First note that lim_(n->oo) (1+x/n)^n = e^x

We can see this using the binomial theorem (though I'm not sure this is rigorous)...

(1+x/n)^n = ((n),(0)) + ((n),(1))x/n + ((n),(2))x^2/(n^2) + ...

=1 + n/n x/(1!) + (n(n-1))/(n^2) x^2/(2!) + (n(n-1)(n-2))/(n^3) x^3/(3!) +...

=1 + x/(1!) + (n^2+O(n))/(n^2) x^2/(2!) + (n^3+O(n^2))/(n^3) x^3/(3!) +...

=1 + x/(1!) + (1+(O(n))/(n^2)) x^2/(2!) + (1+(O(n^2))/(n^3)) x^3/(3!) +...

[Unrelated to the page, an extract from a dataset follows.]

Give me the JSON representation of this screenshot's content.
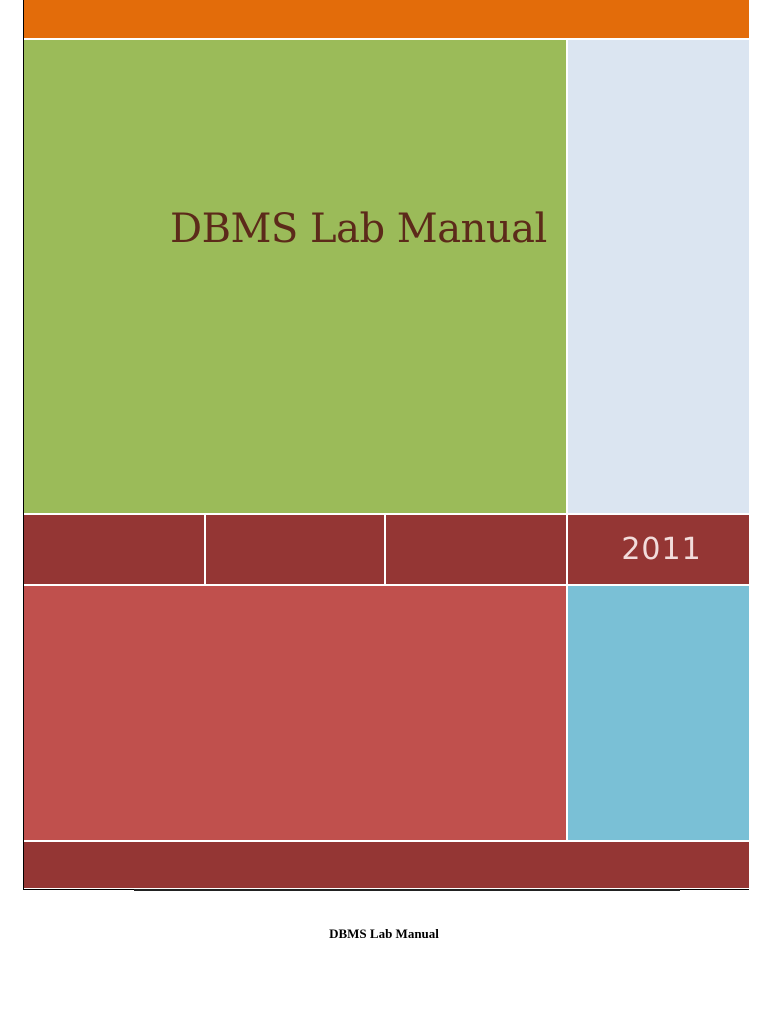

-> sum_(k=0)^oo x^k/(k!) as n->oo

So lim_(n->oo) (1-1/n)^n = e^(-1)

So EE N in NN : AA n >= N, abs((1-1/n)^n - e^(-1)) < e^(-1)/2

If abs((1-1/n)^n - e^(-1)) < e^(-1)/2, then (1-1/n)^n > e^(-1)/2

So sum_(n=0)^oo (1-1/n)^n > sum_(n=0)^(N-1) (1-1/n)^n + sum_(n=N)^oo e^-1/2 diverges

Oct 5, 2015

The series is divergent.

Explanation:

Apply the divergence test which says that if lim n-> oo, nth term a_n is !=0, then series diverges. In the present case, lim n->oo (1-1/n)^n = 1/e, hence the series would diverge.